Nurse Betty pages the personal care attendant to help her reposition
and perform morning care on her patients. She has to wait because
the attendant is assigned to two other nurses as well, so Betty
starts the a.m. care on her own. She then completes her notes verbally
and the computer converts voice to written words.
Lunch time comes and Betty calls down to the cafeteria to order
her meal. She scans her EFR on the phone and the meal is credited
to her account. Her food arrives the same way the patient’s
meals arrive, via ANT (automated nutrition transport). She sits
in the employees lounge near her patients’ rooms and tries
to enjoy her quiet lunch. She is quickly interrupted by her patient’s
call bell, responds to it and then continues with lunch. There are
multiple small lounges near the patient rooms so the nurses can
be available when the patients need them.
Nurse Betty continues her shift, answering to her patients’
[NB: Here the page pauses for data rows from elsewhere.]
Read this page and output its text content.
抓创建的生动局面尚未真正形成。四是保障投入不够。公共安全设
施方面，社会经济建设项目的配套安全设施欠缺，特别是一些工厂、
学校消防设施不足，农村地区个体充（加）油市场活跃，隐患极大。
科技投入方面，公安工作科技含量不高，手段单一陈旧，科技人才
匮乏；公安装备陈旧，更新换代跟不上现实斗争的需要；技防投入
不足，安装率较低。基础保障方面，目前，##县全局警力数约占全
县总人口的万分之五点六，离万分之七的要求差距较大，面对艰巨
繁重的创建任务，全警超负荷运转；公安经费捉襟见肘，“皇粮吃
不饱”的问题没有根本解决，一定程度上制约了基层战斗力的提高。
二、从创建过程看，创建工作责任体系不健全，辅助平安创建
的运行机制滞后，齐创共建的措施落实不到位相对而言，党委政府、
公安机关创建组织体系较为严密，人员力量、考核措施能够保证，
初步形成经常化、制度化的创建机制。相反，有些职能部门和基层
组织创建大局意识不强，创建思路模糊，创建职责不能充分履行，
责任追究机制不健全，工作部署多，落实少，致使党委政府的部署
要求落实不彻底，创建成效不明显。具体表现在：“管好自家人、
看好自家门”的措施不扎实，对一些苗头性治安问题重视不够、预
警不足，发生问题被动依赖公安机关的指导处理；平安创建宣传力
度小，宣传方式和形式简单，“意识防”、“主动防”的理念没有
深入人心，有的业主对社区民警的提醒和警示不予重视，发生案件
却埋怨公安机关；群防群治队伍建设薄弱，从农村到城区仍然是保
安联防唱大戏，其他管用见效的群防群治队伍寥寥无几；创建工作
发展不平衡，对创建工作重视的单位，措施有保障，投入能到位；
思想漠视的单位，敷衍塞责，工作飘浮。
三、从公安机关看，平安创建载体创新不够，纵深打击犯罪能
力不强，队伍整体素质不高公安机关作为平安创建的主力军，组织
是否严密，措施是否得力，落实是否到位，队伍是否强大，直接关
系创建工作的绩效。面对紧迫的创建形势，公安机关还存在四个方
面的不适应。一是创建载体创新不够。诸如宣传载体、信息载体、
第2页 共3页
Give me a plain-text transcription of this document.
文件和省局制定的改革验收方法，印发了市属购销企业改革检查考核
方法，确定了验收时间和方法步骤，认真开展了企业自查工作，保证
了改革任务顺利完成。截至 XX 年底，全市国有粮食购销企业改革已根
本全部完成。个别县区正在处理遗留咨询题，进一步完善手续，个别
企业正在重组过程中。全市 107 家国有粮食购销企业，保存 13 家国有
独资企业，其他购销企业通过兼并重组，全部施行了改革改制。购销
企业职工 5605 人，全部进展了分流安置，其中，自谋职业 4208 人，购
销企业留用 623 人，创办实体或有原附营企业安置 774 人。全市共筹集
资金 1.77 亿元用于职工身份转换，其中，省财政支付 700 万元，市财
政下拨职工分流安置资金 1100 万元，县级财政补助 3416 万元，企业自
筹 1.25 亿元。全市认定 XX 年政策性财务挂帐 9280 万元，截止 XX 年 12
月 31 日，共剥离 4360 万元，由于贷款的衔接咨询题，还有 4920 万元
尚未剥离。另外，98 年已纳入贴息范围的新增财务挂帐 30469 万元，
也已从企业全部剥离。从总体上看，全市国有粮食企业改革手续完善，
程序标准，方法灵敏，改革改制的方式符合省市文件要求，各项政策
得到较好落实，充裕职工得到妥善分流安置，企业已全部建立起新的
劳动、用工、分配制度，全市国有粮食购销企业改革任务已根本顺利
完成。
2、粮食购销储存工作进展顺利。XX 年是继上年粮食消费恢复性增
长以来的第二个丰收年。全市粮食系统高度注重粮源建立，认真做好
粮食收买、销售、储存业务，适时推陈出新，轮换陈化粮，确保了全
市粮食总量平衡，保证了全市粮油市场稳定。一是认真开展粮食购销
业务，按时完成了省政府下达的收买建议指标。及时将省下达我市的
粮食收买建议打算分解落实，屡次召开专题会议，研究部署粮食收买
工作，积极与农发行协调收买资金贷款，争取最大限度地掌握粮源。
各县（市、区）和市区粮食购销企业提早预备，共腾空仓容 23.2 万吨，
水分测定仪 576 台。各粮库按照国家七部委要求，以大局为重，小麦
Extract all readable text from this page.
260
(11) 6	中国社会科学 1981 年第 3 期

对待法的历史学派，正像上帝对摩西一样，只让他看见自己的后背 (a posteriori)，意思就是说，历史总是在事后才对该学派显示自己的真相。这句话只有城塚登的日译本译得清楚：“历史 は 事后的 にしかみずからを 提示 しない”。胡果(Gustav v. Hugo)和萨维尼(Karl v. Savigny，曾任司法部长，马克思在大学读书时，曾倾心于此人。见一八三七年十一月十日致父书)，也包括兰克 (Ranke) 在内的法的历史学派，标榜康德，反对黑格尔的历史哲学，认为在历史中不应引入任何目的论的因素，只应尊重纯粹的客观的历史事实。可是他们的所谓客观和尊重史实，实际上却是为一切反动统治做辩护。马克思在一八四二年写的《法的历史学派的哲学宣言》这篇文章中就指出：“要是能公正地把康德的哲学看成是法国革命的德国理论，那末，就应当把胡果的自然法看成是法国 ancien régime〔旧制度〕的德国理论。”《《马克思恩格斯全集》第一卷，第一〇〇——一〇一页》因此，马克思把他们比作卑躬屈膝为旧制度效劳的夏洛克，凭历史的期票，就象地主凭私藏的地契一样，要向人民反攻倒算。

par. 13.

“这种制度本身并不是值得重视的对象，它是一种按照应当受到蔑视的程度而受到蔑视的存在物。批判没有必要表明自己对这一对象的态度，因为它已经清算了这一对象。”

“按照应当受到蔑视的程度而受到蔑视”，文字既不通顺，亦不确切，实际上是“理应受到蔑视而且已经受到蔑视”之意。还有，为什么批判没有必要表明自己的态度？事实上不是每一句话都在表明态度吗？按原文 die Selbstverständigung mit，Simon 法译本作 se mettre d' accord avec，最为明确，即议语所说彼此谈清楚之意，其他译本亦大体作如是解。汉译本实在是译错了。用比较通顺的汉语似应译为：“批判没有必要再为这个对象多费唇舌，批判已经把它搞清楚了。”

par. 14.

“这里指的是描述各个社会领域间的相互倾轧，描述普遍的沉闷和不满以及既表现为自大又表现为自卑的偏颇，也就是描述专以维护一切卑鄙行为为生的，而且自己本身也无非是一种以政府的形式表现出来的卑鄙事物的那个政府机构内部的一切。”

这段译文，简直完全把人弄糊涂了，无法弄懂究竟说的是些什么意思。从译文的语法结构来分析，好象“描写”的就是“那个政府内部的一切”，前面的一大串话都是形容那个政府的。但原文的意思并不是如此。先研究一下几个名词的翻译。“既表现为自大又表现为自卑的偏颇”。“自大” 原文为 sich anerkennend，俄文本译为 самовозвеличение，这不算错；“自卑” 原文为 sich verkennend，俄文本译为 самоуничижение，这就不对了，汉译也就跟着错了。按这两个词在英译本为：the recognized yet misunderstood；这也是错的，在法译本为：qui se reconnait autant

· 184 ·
needs and rarely interacting face-to-face with her co-workers or
management. The only time she actually has contact with the other
RNs scheduled that day is when there is an emergency and more than
one nurse is needed. Patients are transported robotically; reports
are given via computers; and physicians remotely monitor their patients.
Her movements are monitored continuously and her patients have access
to her for the entire shift.
Open the pod bay doors, Betty
Betty finishes her shift, records her patient reports via the computer
and waits for the signal that her replacement is there. Her replacement’s
handheld computer signals Betty that she is available and on duty,
and Betty is then able to turn in her computer and leave the hospital.
She sets the automatic pilot on her car and electronically orders
her groceries via her on-board computer. She also checks out the
balance of her EFR and determines that she needs to bid on line
for another shift. But otherwise, her day is finished.
Resistance is futile, so may the union be with you
The above story is a work of fiction. However, some of the technology
described in the article is current, some is close to being available
and some is just the imagination of the author. The purpose of the
article is to point out that not all technology is bad. In fact,
much of it is needed and will improve our lives. But, unfortunately,
technology can also be used to isolate the worker, monitor the worker’s
activity/productivity, invade individual privacy, and discipline
the worker.
We need contract language that prevents the inappropriate use of
technology. We need to educate our members to be aware of changes
and report them immediately to the appropriate union representatives.
And we need to insist on negotiating any changes in technology.
In essence, we need to “get smart.”
This article will self destruct in 30 seconds.